– Святой отец, – голос меня не слушался, писк какой-то недостойный выходил, – святой отец, на исповеди не смею я лгать. Даже жизнь свою спасая. Не так нам жить Спаситель заповедал: «Не лги исповедующему тебя, ибо прямо в Мои уши ложь твоя пойдёт». Им сказано, и так оно будет. И потому не осмелюсь я лгать, святой отец...
– Лгать на исповеди, конечно, грех непростительный. – Отец-экзекутор аж руки потер. – Ну, говори, говори скорее, чадо моё, что то были за трактаты, о чём повествовали, какую ложь содержали? Нам то во всех подробностях знать надо!
– Как на духу скажу, – медленно произнёс я, прямо в глаза преподобному глядя. – Не прельщал меня некромант Неясыть ни речами, ни трактатами.
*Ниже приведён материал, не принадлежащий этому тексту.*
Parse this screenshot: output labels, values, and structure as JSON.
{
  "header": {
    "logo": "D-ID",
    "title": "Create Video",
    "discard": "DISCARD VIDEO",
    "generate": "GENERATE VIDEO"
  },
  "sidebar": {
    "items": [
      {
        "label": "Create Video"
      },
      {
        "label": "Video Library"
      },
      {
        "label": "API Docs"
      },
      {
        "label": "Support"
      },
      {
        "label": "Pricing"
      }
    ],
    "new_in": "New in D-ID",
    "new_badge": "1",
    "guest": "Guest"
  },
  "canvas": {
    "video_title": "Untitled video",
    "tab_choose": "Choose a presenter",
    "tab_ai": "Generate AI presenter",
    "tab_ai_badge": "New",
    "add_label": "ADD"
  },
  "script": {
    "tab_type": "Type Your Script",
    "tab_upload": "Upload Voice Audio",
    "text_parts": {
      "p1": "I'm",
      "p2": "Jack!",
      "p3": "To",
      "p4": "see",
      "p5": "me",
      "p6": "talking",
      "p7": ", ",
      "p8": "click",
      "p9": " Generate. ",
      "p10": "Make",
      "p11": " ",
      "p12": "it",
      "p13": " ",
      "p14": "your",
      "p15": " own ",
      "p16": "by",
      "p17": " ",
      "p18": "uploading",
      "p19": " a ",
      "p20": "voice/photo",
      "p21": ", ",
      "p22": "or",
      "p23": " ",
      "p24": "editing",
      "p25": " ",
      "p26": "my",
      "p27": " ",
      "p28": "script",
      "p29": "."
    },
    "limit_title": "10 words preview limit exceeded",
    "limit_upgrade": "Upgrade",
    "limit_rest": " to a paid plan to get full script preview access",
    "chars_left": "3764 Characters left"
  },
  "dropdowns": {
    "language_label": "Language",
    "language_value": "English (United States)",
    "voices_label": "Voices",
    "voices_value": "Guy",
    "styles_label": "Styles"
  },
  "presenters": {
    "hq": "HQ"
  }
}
Книги какие-то у него есть, врать не стану, но он мне их ни читать не давал, ни сам мне из них не зачитывал ничего. Так оно было, святой отец, и то – истинная правда, в чём мне Спаситель Всевидящий свидетель. Вместе мы с некромантом пошли ведьму изловить, вместе дрались, друг друга защищая... и ведьма с нами дралась тоже, хотя сбежать могла, себя спасти – а вместо этого в Кривой Ручей вернулась, призраков встретить... – Чувствовал я, что меня уже понесло, но и остановиться тоже никак не мог. Накипело, что говорится.
Отец-экзекутор меня слушал с каменным лицом, не перебивал и страже никаких знаков не делал. Только вздохнул тяжело, когда у меня наконец дыхание пресеклось и я умолк.
– Вот оно, значит, как, чадо моё... – скорбно проговорил он, губы печально эдак вытянув и мелко головой покачивая. – Значит, не прельщал тебя Тёмный? И в том ты готов именем Спасителя клясться?
– Готов, преподобный отче. – Голос у меня так дрожал, что отец-экзекутор бровь удивлённо поднял, не разобрав. Мне ещё и повторять пришлось.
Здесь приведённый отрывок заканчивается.